Cleaning and Sealing Your Deck for the Spring
Living in Michigan means that your wooden deck likely receives little to no attention during the colder winter months, which makes your deck easy to forget about when it comes time to begin spring cleaning! Wooden decks should be professionally cleaned and sealed every 2-3 years to protect them from the rain and sun, but if you do this on your own, be sure to do so once a year, preferably in late spring to prepare your deck for its peak season. With summer right around the corner and several upcoming months of (almost) pure sunshine and regular deck use to look forward to, it’s time to get to work and revive your wooden deck!
Sweeping should be done regularly to ensure that dirt and dust do not combine with any grease on the deck. Sources of grease can include your pet’s paws, bare feet, or even your grill; if a grill is the source, invest in a grease catcher. Next, be sure to water and cover any plants on the deck with plastic sheeting for the duration of the cleaning; otherwise, move them off of the deck along with any furniture or furnishings.
Remove debris from between the deck boards using a putty knife. Moss may have grown in the grooves of the wood and can be removed with gloved fingers or a water pressure-cleaner. Removal of severe moss outbreaks may affect the wood’s texture; these areas should be lightly sanded down, re-stained, and re-waxed. Moss treatment may also be applied to prevent future growth.
If your deck is particularly dirty, use a wooden deck cleaner and apply according to the manufacturer’s instructions. For these full washes, choose a cloudy day to clean your deck in order to avoid the cleanser evaporating. A pressure washer may be helpful, but note that if overdone in one spot, the wood can become damaged. A deck scrubber attachment is especially useful with pressure washers.

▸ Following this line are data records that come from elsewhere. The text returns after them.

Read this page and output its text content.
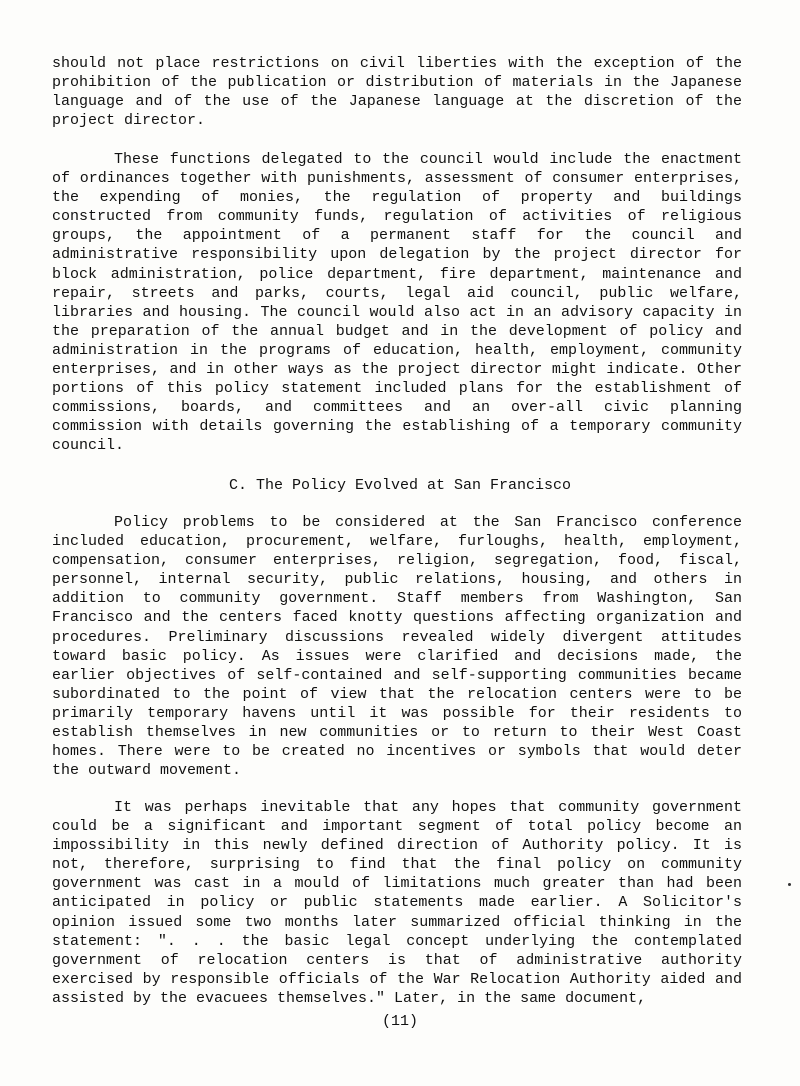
should not place restrictions on civil liberties with the exception of the prohibition of the publication or distribution of materials in the Japanese language and of the use of the Japanese language at the discretion of the project director.

These functions delegated to the council would include the enactment of ordinances together with punishments, assessment of consumer enterprises, the expending of monies, the regulation of property and buildings constructed from community funds, regulation of activities of religious groups, the appointment of a permanent staff for the council and administrative responsibility upon delegation by the project director for block administration, police department, fire department, maintenance and repair, streets and parks, courts, legal aid council, public welfare, libraries and housing. The council would also act in an advisory capacity in the preparation of the annual budget and in the development of policy and administration in the programs of education, health, employment, community enterprises, and in other ways as the project director might indicate. Other portions of this policy statement included plans for the establishment of commissions, boards, and committees and an over-all civic planning commission with details governing the establishing of a temporary community council.

C. The Policy Evolved at San Francisco

Policy problems to be considered at the San Francisco conference included education, procurement, welfare, furloughs, health, employment, compensation, consumer enterprises, religion, segregation, food, fiscal, personnel, internal security, public relations, housing, and others in addition to community government. Staff members from Washington, San Francisco and the centers faced knotty questions affecting organization and procedures. Preliminary discussions revealed widely divergent attitudes toward basic policy. As issues were clarified and decisions made, the earlier objectives of self-contained and self-supporting communities became subordinated to the point of view that the relocation centers were to be primarily temporary havens until it was possible for their residents to establish themselves in new communities or to return to their West Coast homes. There were to be created no incentives or symbols that would deter the outward movement.

It was perhaps inevitable that any hopes that community government could be a significant and important segment of total policy become an impossibility in this newly defined direction of Authority policy. It is not, therefore, surprising to find that the final policy on community government was cast in a mould of limitations much greater than had been anticipated in policy or public statements made earlier. A Solicitor's opinion issued some two months later summarized official thinking in the statement: ". . . the basic legal concept underlying the contemplated government of relocation centers is that of administrative authority exercised by responsible officials of the War Relocation Authority aided and assisted by the evacuees themselves." Later, in the same document,

(11)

Another helpful tool is a pump garden sprayer which will make you less vulnerable to exposure of the harmful chemicals as you apply them. A paint roller or broom with stiff brush bristles will aid with scrubbing and to spread out any puddles that form. The cleanser should then soak based on the manufacturer’s instructions followed by a thorough rinse, but do not allow the cleanser to dry beforehand. For wood railings, work bottom-up as you apply cleaner, scrub, and rinse. Top-down cleaning will result in splattered cleanser on dry wood.
Wood sealant seals the pores of the wood and enables your deck to essentially repel moisture, giving your wooden deck a longer lasting life. Wood sealer protects against the sun which causes shrinkage of the wood. Ideally, sealer should be applied two days after giving your deck its full cleaning. For this step, a two-day period with clear skies and moderate temperatures should be planned as dry weather will allow the sealer to completely and evenly dry; too much sunlight or heat will also cause the finish to dry before the wood can entirely absorb it.
You may choose to apply a stain first in order to give your deck its desired tint. Many of today’s stains contain waterproofing sealers, so finishing with a coat of sealer may not be necessary. It is also worth noting that oil-based finishes will protect the deck and fade gradually, resulting in a more natural appearance than a water-based finish. Solid stains will eventually peel and require more maintenance in the future.
Before applying, sweep away debris and drive in any popped nails or replace them with deck screws. Use scrap wood for leverage when pulling nails with a hammer or pry bar to avoid further deck damage. Next, apply the sealer. A pump sprayer may be practical as sealant is typically a very thin liquid. Try to coat only three or four boards at a time. Paintbrushes or small rollers are convenient for railings, planters, and benches. While the deck remains wet, go over the boards with a paintbrush to ensure the cracks are covered and the wood is evenly finished. Be sure that the sealant does not puddle; two thin coats will go much further than one thick coating.
Once the sealant is applied, simply allow the deck to dry completely. Your deck is now ready to take on the summer! Be mindful of general maintenance throughout the summer, such as regular sweeping and hosing down of the deck as well as checking for signs of rot and inspecting the hardware. In the meantime, spring clean away and enjoy your revived deck!